We’re at a hotel in Morgan Hill, one step up from our usual cheap ass hotel. The room is small but clean, and the bed is comfy.
I was up in the night, of course, and I saw a weird spider walking around at 2am–big roundish body like a black widow, but light brown. Long, thin legs. It creeped me out. I was worried it somehow was a black widow missing some pigment.
Ming tried to catch it. “Don’t let it bite you!” I said. He flushed it down the toilet. Sorry, God’s creature.
There’s no bathroom fan. The room feels very humid from Ming’s long shower.
We have a full day planned, and I’m worried I’ll lose my strength and need a rest but nowhere to retreat to: Hotel breakfast, I go to a library while Ming visits with his mom, picking up books at someone’s house in Oakland, lunch at my favorite place, visiting a zine friend at her bakery, then Ming sees one of his kids while I sit at a cafe somewhere, writing. Then on to Sacramento.

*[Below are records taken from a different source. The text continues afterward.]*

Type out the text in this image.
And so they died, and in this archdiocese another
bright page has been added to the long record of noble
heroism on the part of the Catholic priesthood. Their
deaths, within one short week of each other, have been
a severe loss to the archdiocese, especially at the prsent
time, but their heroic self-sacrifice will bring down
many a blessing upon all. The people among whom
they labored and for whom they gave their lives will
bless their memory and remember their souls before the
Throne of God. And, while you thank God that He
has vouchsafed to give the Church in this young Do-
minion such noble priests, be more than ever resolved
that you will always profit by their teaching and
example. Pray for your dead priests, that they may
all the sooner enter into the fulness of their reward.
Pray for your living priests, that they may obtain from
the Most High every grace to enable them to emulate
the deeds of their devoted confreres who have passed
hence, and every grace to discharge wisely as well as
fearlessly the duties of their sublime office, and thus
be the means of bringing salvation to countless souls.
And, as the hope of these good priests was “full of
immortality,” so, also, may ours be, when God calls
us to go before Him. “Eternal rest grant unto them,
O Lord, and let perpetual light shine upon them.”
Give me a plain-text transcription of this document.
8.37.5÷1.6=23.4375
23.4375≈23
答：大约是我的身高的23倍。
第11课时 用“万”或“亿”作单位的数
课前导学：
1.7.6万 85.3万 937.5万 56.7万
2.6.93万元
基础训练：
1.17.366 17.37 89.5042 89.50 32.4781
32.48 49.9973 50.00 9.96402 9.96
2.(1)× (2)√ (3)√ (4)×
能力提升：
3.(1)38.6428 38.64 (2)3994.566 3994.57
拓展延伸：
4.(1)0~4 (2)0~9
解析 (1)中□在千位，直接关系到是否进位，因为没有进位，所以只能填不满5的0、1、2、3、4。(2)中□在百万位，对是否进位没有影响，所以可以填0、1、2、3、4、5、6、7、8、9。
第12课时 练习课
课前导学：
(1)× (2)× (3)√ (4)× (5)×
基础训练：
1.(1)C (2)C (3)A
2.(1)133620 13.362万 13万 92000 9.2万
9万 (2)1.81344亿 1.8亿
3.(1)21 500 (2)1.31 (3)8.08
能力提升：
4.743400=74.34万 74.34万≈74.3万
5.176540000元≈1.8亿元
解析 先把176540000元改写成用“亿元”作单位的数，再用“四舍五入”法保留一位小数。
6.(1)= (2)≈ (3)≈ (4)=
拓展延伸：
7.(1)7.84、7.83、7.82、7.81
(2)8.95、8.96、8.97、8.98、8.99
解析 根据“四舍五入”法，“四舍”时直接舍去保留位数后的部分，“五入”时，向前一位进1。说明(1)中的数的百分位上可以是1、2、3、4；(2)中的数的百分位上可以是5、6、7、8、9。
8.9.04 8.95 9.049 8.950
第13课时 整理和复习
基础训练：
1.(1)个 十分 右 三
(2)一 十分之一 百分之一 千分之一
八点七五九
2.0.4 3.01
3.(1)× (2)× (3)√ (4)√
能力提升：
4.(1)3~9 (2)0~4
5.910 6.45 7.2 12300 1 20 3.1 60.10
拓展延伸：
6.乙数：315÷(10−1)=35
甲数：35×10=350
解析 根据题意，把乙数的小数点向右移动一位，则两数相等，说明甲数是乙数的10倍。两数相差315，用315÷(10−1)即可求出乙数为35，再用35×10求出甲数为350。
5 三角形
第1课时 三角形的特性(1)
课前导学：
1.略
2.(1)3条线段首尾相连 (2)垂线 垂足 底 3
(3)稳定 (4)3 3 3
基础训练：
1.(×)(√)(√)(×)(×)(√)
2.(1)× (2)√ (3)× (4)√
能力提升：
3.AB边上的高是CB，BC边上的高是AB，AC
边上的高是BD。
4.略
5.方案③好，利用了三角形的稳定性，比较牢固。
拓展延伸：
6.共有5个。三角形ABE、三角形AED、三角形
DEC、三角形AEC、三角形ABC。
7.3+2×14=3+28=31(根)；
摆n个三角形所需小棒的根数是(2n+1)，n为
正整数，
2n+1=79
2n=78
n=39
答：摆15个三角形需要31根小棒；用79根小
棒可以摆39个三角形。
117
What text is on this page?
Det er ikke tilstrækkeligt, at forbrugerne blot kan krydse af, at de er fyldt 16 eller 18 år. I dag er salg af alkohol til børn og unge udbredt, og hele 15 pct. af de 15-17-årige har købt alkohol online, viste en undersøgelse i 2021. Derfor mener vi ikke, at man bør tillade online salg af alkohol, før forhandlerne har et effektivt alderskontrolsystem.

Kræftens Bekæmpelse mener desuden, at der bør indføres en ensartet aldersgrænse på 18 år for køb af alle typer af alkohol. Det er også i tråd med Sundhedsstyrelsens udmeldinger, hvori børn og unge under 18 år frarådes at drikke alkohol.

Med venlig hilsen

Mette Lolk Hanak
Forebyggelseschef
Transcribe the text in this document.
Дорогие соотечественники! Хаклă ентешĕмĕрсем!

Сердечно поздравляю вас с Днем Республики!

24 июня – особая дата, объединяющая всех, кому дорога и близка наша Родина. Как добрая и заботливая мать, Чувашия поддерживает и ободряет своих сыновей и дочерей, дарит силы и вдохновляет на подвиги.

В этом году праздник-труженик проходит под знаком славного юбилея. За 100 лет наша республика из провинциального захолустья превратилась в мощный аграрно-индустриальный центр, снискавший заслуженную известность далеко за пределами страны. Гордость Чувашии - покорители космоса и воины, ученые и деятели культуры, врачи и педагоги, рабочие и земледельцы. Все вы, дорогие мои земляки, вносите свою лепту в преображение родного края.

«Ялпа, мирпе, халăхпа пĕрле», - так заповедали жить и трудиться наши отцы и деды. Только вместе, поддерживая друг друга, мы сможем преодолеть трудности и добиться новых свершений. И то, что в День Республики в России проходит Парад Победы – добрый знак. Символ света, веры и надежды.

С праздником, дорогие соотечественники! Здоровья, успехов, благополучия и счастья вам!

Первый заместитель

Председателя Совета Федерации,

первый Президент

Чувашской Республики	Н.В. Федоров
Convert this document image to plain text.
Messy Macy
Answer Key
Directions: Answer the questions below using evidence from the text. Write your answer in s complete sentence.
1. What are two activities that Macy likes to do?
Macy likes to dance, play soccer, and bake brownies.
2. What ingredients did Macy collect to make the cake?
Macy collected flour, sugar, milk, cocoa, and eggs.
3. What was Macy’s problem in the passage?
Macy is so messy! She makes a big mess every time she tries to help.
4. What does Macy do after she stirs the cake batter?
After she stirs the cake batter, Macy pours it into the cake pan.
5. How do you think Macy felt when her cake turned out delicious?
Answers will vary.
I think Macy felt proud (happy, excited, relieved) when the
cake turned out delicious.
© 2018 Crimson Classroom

Even on a good day, this would be incredible, but I don’t have all my strength. I asked Ming if he thought I’d still be anemic, five months after being released from the hospital. He said he thought it’d take three.
“My throat hurts,” I said. “I wine a lot, for someone who doesn’t drink.”
Ming’s going to wear his trilobite necklace with a trilobite teeshirt. “How edgy!” I said.
“That’s how I like to be perceived,” he said. I was giving him fashion advice since he’s seeing his relatives and wants to impress them.